Data from: Spider webs, stable isotopes and molecular gut content analysis: multiple lines of evidence support trophic niche differentiation in a community of Hawaiian spiders
Kennedy, Susan et al. (2019), Data from: Spider webs, stable isotopes and molecular gut content analysis: multiple lines of evidence support trophic niche differentiation in a community of Hawaiian spiders, Dryad, Dataset, https://doi.org/10.5061/dryad.29p63mb
1. Adaptive radiations are typically characterized by niche partitioning among their constituent species. Trophic niche partitioning is particularly important in predatory animals, which rely on limited food resources for survival. 2. We test for trophic niche partitioning in an adaptive radiation of Hawaiian Tetragnatha spiders, which have diversified in situ on the Hawaiian Islands. We focus on a community of nine species belonging to two different clades, one web building and the other actively hunting, which co-occur in wet forest on East Maui. We hypothesize that trophic niches differ significantly both 1) among species within a clade, indicating food resource partitioning, and 2) between the two clades, corresponding with their differences in foraging strategy. 3. To assess niches of the spider species, we measure a) web architecture, the structure of the hunting tool, and b) site choice, the physical placement of the web in the habitat. We then test whether differences in these parameters translate into meaningful differences in trophic niche by measuring c) stable isotope signatures of carbon and nitrogen in the spiders’ tissues, and d) gut content of spiders based on metabarcoding data. 4. We find significant interspecific differences in web architecture and site choice.
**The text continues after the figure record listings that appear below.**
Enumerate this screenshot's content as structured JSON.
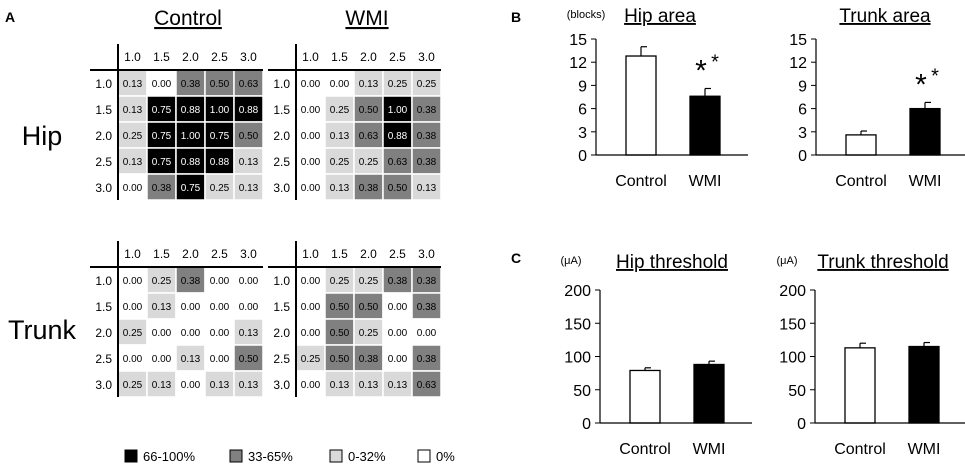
{
  "panel_labels": {
    "a": "A",
    "b": "B",
    "c": "C"
  },
  "group_titles": {
    "control": "Control",
    "wmi": "WMI"
  },
  "row_titles": {
    "hip": "Hip",
    "trunk": "Trunk"
  },
  "legend": [
    {
      "label": "66-100%",
      "color": "#000000"
    },
    {
      "label": "33-65%",
      "color": "#808080"
    },
    {
      "label": "0-32%",
      "color": "#d9d9d9"
    },
    {
      "label": "0%",
      "color": "#ffffff"
    }
  ],
  "chart_data": [
    {
      "type": "heatmap",
      "title": "Control",
      "row_title": "Hip",
      "x_labels": [
        "1.0",
        "1.5",
        "2.0",
        "2.5",
        "3.0"
      ],
      "y_labels": [
        "1.0",
        "1.5",
        "2.0",
        "2.5",
        "3.0"
      ],
      "values": [
        [
          0.13,
          0.0,
          0.38,
          0.5,
          0.63
        ],
        [
          0.13,
          0.75,
          0.88,
          1.0,
          0.88
        ],
        [
          0.25,
          0.75,
          1.0,
          0.75,
          0.5
        ],
        [
          0.13,
          0.75,
          0.88,
          0.88,
          0.13
        ],
        [
          0.0,
          0.38,
          0.75,
          0.25,
          0.13
        ]
      ]
    },
    {
      "type": "heatmap",
      "title": "WMI",
      "row_title": "Hip",
      "x_labels": [
        "1.0",
        "1.5",
        "2.0",
        "2.5",
        "3.0"
      ],
      "y_labels": [
        "1.0",
        "1.5",
        "2.0",
        "2.5",
        "3.0"
      ],
      "values": [
        [
          0.0,
          0.0,
          0.13,
          0.25,
          0.25
        ],
        [
          0.0,
          0.25,
          0.5,
          1.0,
          0.38
        ],
        [
          0.0,
          0.13,
          0.63,
          0.88,
          0.38
        ],
        [
          0.0,
          0.25,
          0.25,
          0.63,
          0.38
        ],
        [
          0.0,
          0.13,
          0.38,
          0.5,
          0.13
        ]
      ]
    },
    {
      "type": "heatmap",
      "title": "Control",
      "row_title": "Trunk",
      "x_labels": [
        "1.0",
        "1.5",
        "2.0",
        "2.5",
        "3.0"
      ],
      "y_labels": [
        "1.0",
        "1.5",
        "2.0",
        "2.5",
        "3.0"
      ],
      "values": [
        [
          0.0,
          0.25,
          0.38,
          0.0,
          0.0
        ],
        [
          0.0,
          0.13,
          0.0,
          0.0,
          0.0
        ],
        [
          0.25,
          0.0,
          0.0,
          0.0,
          0.13
        ],
        [
          0.0,
          0.0,
          0.13,
          0.0,
          0.5
        ],
        [
          0.25,
          0.13,
          0.0,
          0.13,
          0.13
        ]
      ]
    },
    {
      "type": "heatmap",
      "title": "WMI",
      "row_title": "Trunk",
      "x_labels": [
        "1.0",
        "1.5",
        "2.0",
        "2.5",
        "3.0"
      ],
      "y_labels": [
        "1.0",
        "1.5",
        "2.0",
        "2.5",
        "3.0"
      ],
      "values": [
        [
          0.0,
          0.25,
          0.25,
          0.38,
          0.38
        ],
        [
          0.0,
          0.5,
          0.5,
          0.0,
          0.38
        ],
        [
          0.0,
          0.5,
          0.25,
          0.0,
          0.0
        ],
        [
          0.25,
          0.5,
          0.38,
          0.0,
          0.38
        ],
        [
          0.0,
          0.13,
          0.13,
          0.13,
          0.63
        ]
      ]
    },
    {
      "type": "bar",
      "title": "Hip area",
      "unit_label": "(blocks)",
      "categories": [
        "Control",
        "WMI"
      ],
      "values": [
        12.8,
        7.6
      ],
      "errors": [
        1.2,
        1.0
      ],
      "fills": [
        "#ffffff",
        "#000000"
      ],
      "significance": [
        "",
        "*"
      ],
      "significance_sup": [
        "",
        "*"
      ],
      "yticks": [
        "0",
        "3",
        "6",
        "9",
        "12",
        "15"
      ],
      "ylim": [
        0,
        15
      ]
    },
    {
      "type": "bar",
      "title": "Trunk area",
      "unit_label": "",
      "categories": [
        "Control",
        "WMI"
      ],
      "values": [
        2.6,
        6.0
      ],
      "errors": [
        0.5,
        0.8
      ],
      "fills": [
        "#ffffff",
        "#000000"
      ],
      "significance": [
        "",
        "*"
      ],
      "significance_sup": [
        "",
        "*"
      ],
      "yticks": [
        "0",
        "3",
        "6",
        "9",
        "12",
        "15"
      ],
      "ylim": [
        0,
        15
      ]
    },
    {
      "type": "bar",
      "title": "Hip threshold",
      "unit_label": "(μA)",
      "categories": [
        "Control",
        "WMI"
      ],
      "values": [
        79,
        88
      ],
      "errors": [
        4,
        5
      ],
      "fills": [
        "#ffffff",
        "#000000"
      ],
      "significance": [
        "",
        ""
      ],
      "significance_sup": [
        "",
        ""
      ],
      "yticks": [
        "0",
        "50",
        "100",
        "150",
        "200"
      ],
      "ylim": [
        0,
        200
      ]
    },
    {
      "type": "bar",
      "title": "Trunk threshold",
      "unit_label": "(μA)",
      "categories": [
        "Control",
        "WMI"
      ],
      "values": [
        113,
        115
      ],
      "errors": [
        7,
        6
      ],
      "fills": [
        "#ffffff",
        "#000000"
      ],
      "significance": [
        "",
        ""
      ],
      "significance_sup": [
        "",
        ""
      ],
      "yticks": [
        "0",
        "50",
        "100",
        "150",
        "200"
      ],
      "ylim": [
        0,
        200
      ]
    }
  ]
}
Importantly, these differences are reflected in stable isotope signatures among the five web-building species, as well as significant isotopic differences between web-builders and active hunters. Gut content data also show interspecific and inter-clade differences. Pairwise overlaps of web architecture between species are positively correlated with overlaps of isotopic signature. 5. Our results reveal trophic niche partitioning among species within each clade, as well as between the web-building and actively hunting clades. Based on the correlation between web architecture and stable isotopes, it appears that the isotopic signatures of spiders’ tissues are influenced by architectural differences among their webs. Our findings indicate an important link between web structure, microhabitat preference and diet in the Hawaiian Tetragnatha.